Graham shook his head again but sai
d nothing.
“Among the many reasons I like you, Alex,” Donovan said, after a moment, “and the primary reason I put up with your—how do I phrase this?— independent spirit is that I know if I give you an order, you’ll either obey it or tell me, up front, that you won’t take the order. You are not capable of accepting an order and then not doing your very best to carry it out.”
“I gather this is an order?”
Donovan nodded.
“Keep what you just said in mind, Bill, if I can’t make your airline idea . . .”
“The President’s airline suggestion.”
“. . . fly.”
Donovan smiled, then had another thought.
“Just a second, Alex,” he said, and reached for the accordion envelope and handed it to Graham.
“Why don’t you stop by the Documents Branch and have these made out for Major Frade and his team before you go?”
Graham examined the credentials, at first curiously and then incredulously.
“And whose idiot idea was this?”
“If you mean, Was this another presidential suggestion? No. It came from downstairs.”
Graham, shaking his head in disbelief, handed the envelope back to Donovan.
“No, I meant it,” Donovan said. “Take the badges down there.”
“I’m not following you, Bill.”
“What the hell, everybody down there in South America—friend, foe, and ostensibly neutral—knows Frade’s in the OSS, so why not? And—I admit this is unlikely—it might just remind him he’s in the OSS if you handed him a fancy badge like that.”
Graham looked at Donovan for a moment, then said, “Well, I can’t see where it would do any harm.”
“Have a nice flight, Alex. Keep in touch.”
[FOUR]
El Palomar Air Field Campo de Mayo Military Base Buenos Aires Province, Argentina 1525 4 July 1943
As the airliner taxied up to the terminal, Colonel A. F. Graham saw—not surprising him at all—that El Coronel Alejandro Bernardo Martín had elected to meet Varig Flight 207.
Martín, wearing a well-cut suit and an overcoat, was standing outside the terminal building with a group of immigration and customs officers. He was a tall, fair-haired, light-skinned thirty-six-year-old who carried the euphemistic title of “Chief, Ethical Standards Office” within the Ejército Argentino’s Bureau of Internal Security. In fact, he was the most powerful—and, making him even more dangerous, the most competent—intelligence officer in Argentina.
It had been necessary for Graham to get a visa for travel to Argentina. Said visa had been stamped at the Argentine embassy in Washington inside a diplomatic passport issued with the greatest reluctance by the State Department.
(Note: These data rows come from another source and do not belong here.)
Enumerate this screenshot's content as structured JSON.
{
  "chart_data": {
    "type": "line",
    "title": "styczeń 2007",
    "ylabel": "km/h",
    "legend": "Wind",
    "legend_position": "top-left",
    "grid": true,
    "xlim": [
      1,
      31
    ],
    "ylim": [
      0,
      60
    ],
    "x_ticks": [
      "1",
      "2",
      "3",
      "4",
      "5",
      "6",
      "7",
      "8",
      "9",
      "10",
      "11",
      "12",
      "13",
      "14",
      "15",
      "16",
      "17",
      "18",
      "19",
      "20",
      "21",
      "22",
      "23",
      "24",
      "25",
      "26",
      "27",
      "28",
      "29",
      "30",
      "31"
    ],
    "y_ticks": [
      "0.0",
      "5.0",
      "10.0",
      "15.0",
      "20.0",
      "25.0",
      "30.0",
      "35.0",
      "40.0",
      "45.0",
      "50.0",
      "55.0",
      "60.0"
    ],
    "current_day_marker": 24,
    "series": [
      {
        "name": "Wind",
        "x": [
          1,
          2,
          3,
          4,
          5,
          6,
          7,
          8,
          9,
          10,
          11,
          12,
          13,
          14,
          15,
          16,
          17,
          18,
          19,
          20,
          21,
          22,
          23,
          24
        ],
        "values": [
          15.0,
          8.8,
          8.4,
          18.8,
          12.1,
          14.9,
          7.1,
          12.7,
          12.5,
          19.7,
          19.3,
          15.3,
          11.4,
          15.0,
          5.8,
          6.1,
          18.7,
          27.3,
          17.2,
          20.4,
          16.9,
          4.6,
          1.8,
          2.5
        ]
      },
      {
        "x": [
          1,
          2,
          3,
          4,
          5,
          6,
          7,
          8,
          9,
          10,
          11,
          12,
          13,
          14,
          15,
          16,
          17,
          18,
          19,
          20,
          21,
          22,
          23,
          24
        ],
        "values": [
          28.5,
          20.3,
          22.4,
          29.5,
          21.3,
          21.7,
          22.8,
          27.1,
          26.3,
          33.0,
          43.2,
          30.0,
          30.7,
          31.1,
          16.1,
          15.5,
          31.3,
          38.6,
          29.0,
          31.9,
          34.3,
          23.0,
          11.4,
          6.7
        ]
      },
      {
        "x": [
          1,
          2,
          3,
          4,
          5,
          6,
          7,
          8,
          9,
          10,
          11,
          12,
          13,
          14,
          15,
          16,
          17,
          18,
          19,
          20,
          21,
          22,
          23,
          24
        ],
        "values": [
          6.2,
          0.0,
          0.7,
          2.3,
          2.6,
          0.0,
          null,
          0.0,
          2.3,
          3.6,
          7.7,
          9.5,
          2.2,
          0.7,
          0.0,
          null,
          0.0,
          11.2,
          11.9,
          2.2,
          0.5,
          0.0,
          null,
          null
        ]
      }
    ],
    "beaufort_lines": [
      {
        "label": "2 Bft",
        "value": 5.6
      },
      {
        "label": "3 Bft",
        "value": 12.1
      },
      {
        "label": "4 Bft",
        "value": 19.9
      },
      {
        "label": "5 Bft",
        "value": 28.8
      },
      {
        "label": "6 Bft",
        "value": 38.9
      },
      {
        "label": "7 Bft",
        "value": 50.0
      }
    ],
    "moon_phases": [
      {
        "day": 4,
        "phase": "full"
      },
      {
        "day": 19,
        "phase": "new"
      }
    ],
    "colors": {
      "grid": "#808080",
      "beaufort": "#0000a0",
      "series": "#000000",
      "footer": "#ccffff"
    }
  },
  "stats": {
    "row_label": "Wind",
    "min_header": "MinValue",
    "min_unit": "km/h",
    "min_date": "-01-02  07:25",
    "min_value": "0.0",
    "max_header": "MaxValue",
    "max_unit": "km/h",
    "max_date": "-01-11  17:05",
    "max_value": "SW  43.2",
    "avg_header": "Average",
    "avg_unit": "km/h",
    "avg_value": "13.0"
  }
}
The passport identified Graham as a career State Department officer with the personal rank of under secretary. The Department of State, in requesting Graham’s visa from the Argentine embassy, had declared he was traveling to Argentina to coordinate security and other matters at the U.S. embassy.
No one was fooled. But both the Argentines and the Americans understood the rules of the game. Graham would have diplomatic status in Argentina, protecting him from arrest. Theoretically, if he was caught with twenty pounds of dynamite in the act of placing it under the Casa Rosada—Argentina’s pink equivalent of the White House—all that could happen to him would be to be declared persona non grata and expelled from the country, after which the Argentine ambassador in Washington would “make representations” to the U.S. secretary of State.
As a practical matter, both sides understood that if he were caught trying to blow up Casa Rosada—or in some other outrageous activity—he would be shot, after which the American ambassador in Buenos Aires could “make representations” to the Argentine foreign minister.
There were Argentines in Washington carrying diplomatic passports—most of them running errands for the Germans—with no more right to theirs than Graham had to his. They were under constant surveillance by the FBI, as Graham would be under constant surveillance by the BIS in Argentina.
But as diplomats they were protected against arrest and could not be questioned, which obviated the necessity of coming up with some imaginative excuse to explain one’s presence where one was not supposed to be.
Anything less than really outrageous behavior was tolerated by both the United States and Argentina. It was in their mutual interest.